Keanu Reeves is a student of Russian literature; presumably, he is one of the producers of Henry’s Crime, and its star, for the opportunity it gives him, as Henry Torne, to play scenes as Yermolai Lopakhin in Chekhov’s The Cherry Orchard. Reeves’s casting also provides an in-joke; Reeves is a Method actor, and The Cherry Orchard (1904) was originally directed by Stanislavski, the originator of “the Method.” In the shards and glints of Chekhov’s last play that we see in rehearsals and opening-night performance by a local theater company in Buffalo (the “City of No Illusions” lends tons of forlorn atmosphere to this film), Reeves is intriguing and electric; but what about him as Henry Torne? This cannot seriously be counted among Reeves’s successful performances.

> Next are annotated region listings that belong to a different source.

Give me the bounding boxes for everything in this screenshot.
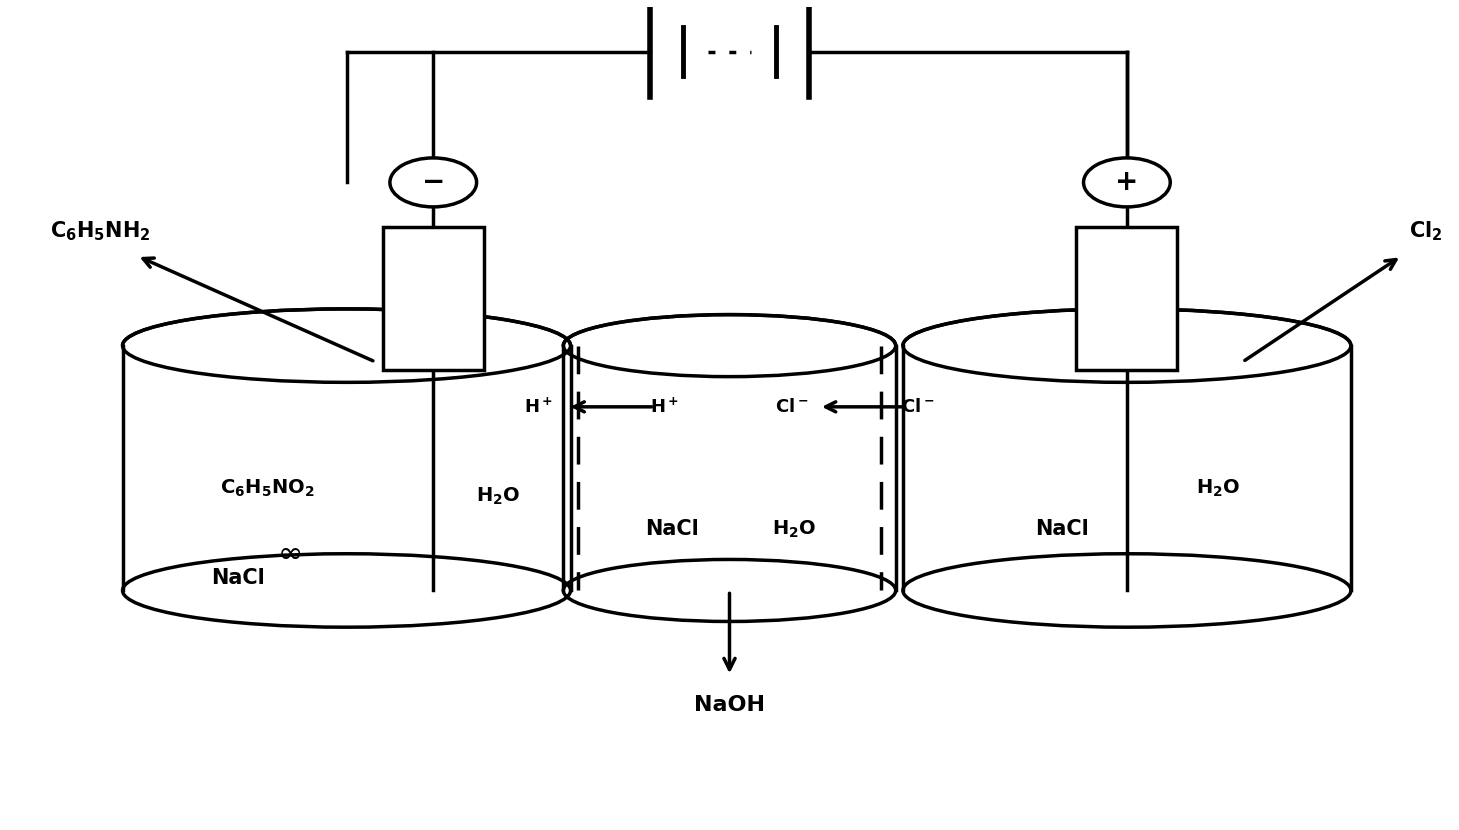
Text: $\mathbf{H^+}$: $\mathbf{H^+}$ bbox=[524, 398, 553, 417]
Text: $\mathbf{H_2O}$: $\mathbf{H_2O}$ bbox=[476, 486, 521, 507]
Circle shape bbox=[390, 158, 477, 207]
Text: NaOH: NaOH bbox=[694, 695, 765, 715]
Text: $\mathbf{Cl^-}$: $\mathbf{Cl^-}$ bbox=[775, 398, 808, 416]
Text: $\mathbf{H_2O}$: $\mathbf{H_2O}$ bbox=[1196, 478, 1240, 499]
Text: NaCl: NaCl bbox=[212, 569, 266, 588]
Text: $\mathbf{C_6H_5NO_2}$: $\mathbf{C_6H_5NO_2}$ bbox=[220, 478, 314, 499]
Text: $\mathbf{Cl^-}$: $\mathbf{Cl^-}$ bbox=[900, 398, 934, 416]
Text: −: − bbox=[422, 168, 445, 197]
Text: $\infty$: $\infty$ bbox=[277, 540, 301, 569]
Text: NaCl: NaCl bbox=[645, 520, 699, 540]
Circle shape bbox=[1084, 158, 1170, 207]
Text: $\mathbf{H^+}$: $\mathbf{H^+}$ bbox=[651, 398, 678, 417]
Text: $\mathbf{Cl_2}$: $\mathbf{Cl_2}$ bbox=[1409, 220, 1443, 243]
Bar bbox=[1077, 227, 1177, 370]
Text: $\mathbf{C_6H_5NH_2}$: $\mathbf{C_6H_5NH_2}$ bbox=[50, 220, 152, 243]
Text: $\mathbf{H_2O}$: $\mathbf{H_2O}$ bbox=[772, 519, 817, 540]
Text: NaCl: NaCl bbox=[1034, 520, 1088, 540]
Text: +: + bbox=[1115, 168, 1138, 197]
Bar bbox=[382, 227, 484, 370]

Torne is a married in-booth toll collector who, hoodwinked into thinking he is headed to a ballgame as a substitute player, gets arrested and imprisoned (when he won’t name names) as the getaway driver in a bank robbery. Upon release, he plots to rob the bank for real through an old tunnel connecting the theater to the bank. When he falls in love with the actress who has enlisted him to play opposite her in the Chekhov production, however, all bets are off that he will take the money and run.
For the most part, this is an extremely passive role for Reeves to play; his nuanced portrayal barely registers, and the romantic and sexual passion that supposedly blows apart Henry’s passivity registers least of all. It doesn’t help that Vera Farmiga is loud, obnoxious and revolting as Julie, whose insecurity underneath an aggressive attitude and demeanor seems especially crude and writing-“rigged.” The script by Sacha Gervasi and David White expands on the story by Stephen Hamel and Gervasi.
Someone named Malcolm Venville directed. I knew it wasn’t Stanislavski.